MedicalResearch.com Interview with:
Xuehong Zhang, MD, ScD
Assistant Professor in Medicine
Harvard Medical School
Brigham and Women’s Hospital
MedicalResearch.com: What is the background for this study?
Response: In the United States., liver cancer incidence is rapidly increasing and over 42,200 new cases were projected to be diagnosed in 2018. The majority of individuals with liver cancer are diagnosed at a late stage, are not eligible for curative therapy, and die within 1 year of diagnosis. Established risk factors for liver cancer are limited to hepatitis B and C virus (HBV/HCV) infections, metabolic disorders, and smoking.

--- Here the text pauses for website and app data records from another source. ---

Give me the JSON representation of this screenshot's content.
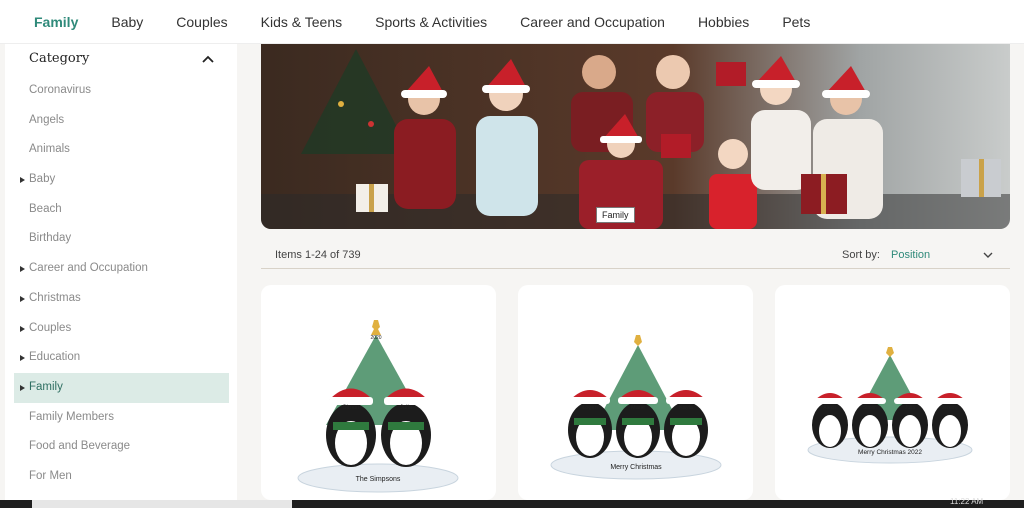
{
  "nav": {
    "items": [
      "Family",
      "Baby",
      "Couples",
      "Kids & Teens",
      "Sports & Activities",
      "Career and Occupation",
      "Hobbies",
      "Pets"
    ],
    "active": "Family"
  },
  "sidebar": {
    "title": "Category",
    "items": [
      {
        "label": "Coronavirus",
        "expandable": false
      },
      {
        "label": "Angels",
        "expandable": false
      },
      {
        "label": "Animals",
        "expandable": false
      },
      {
        "label": "Baby",
        "expandable": true
      },
      {
        "label": "Beach",
        "expandable": false
      },
      {
        "label": "Birthday",
        "expandable": false
      },
      {
        "label": "Career and Occupation",
        "expandable": true
      },
      {
        "label": "Christmas",
        "expandable": true
      },
      {
        "label": "Couples",
        "expandable": true
      },
      {
        "label": "Education",
        "expandable": true
      },
      {
        "label": "Family",
        "expandable": true,
        "active": true
      },
      {
        "label": "Family Members",
        "expandable": false
      },
      {
        "label": "Food and Beverage",
        "expandable": false
      },
      {
        "label": "For Men",
        "expandable": false
      }
    ]
  },
  "hero": {
    "tooltip": "Family"
  },
  "toolbar": {
    "items_count": "Items 1-24 of 739",
    "sort_label": "Sort by:",
    "sort_value": "Position"
  },
  "products": [
    {
      "tree_label": "2020",
      "names": [
        "Simon",
        "Julia"
      ],
      "caption": "The Simpsons"
    },
    {
      "tree_label": "",
      "names": [
        "Logan",
        "Marie",
        "Kayla"
      ],
      "caption": "Merry Christmas"
    },
    {
      "tree_label": "",
      "names": [
        "Alexis",
        "Simon",
        "Julia",
        "Jeremy"
      ],
      "caption": "Merry Christmas 2022"
    }
  ],
  "taskbar": {
    "time": "11:22 AM"
  },
  "colors": {
    "accent": "#2f8a7a",
    "active_bg": "#dcebe6",
    "page_bg": "#f6f5f3"
  }
}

Clearly, identification of novel risk factors, particularly those that are modifiable, is urgently needed.
Dietary factors have been suspected as important, but only excessive alcohol use and aflatoxin-contaminated foods are considered to be established dietary risk factors for hepatocellular carcinoma (HCC). Consumption of whole grains and dietary fiber, especially cereal fiber, have been associated with lower risk of obesity, type 2 diabetes, and nonalcoholic fatty liver disease, which are known predisposing factors for HCC. We thus hypothesized that long-term intake of whole grains and dietary fiber may lower the risk of developing hepatocellular carcinoma (HCC) and tested this hypothesis using data from two large prospective cohort studies, the Nurses’ Health Study (NHS) and the Health Professionals Follow-up Study (HPFS).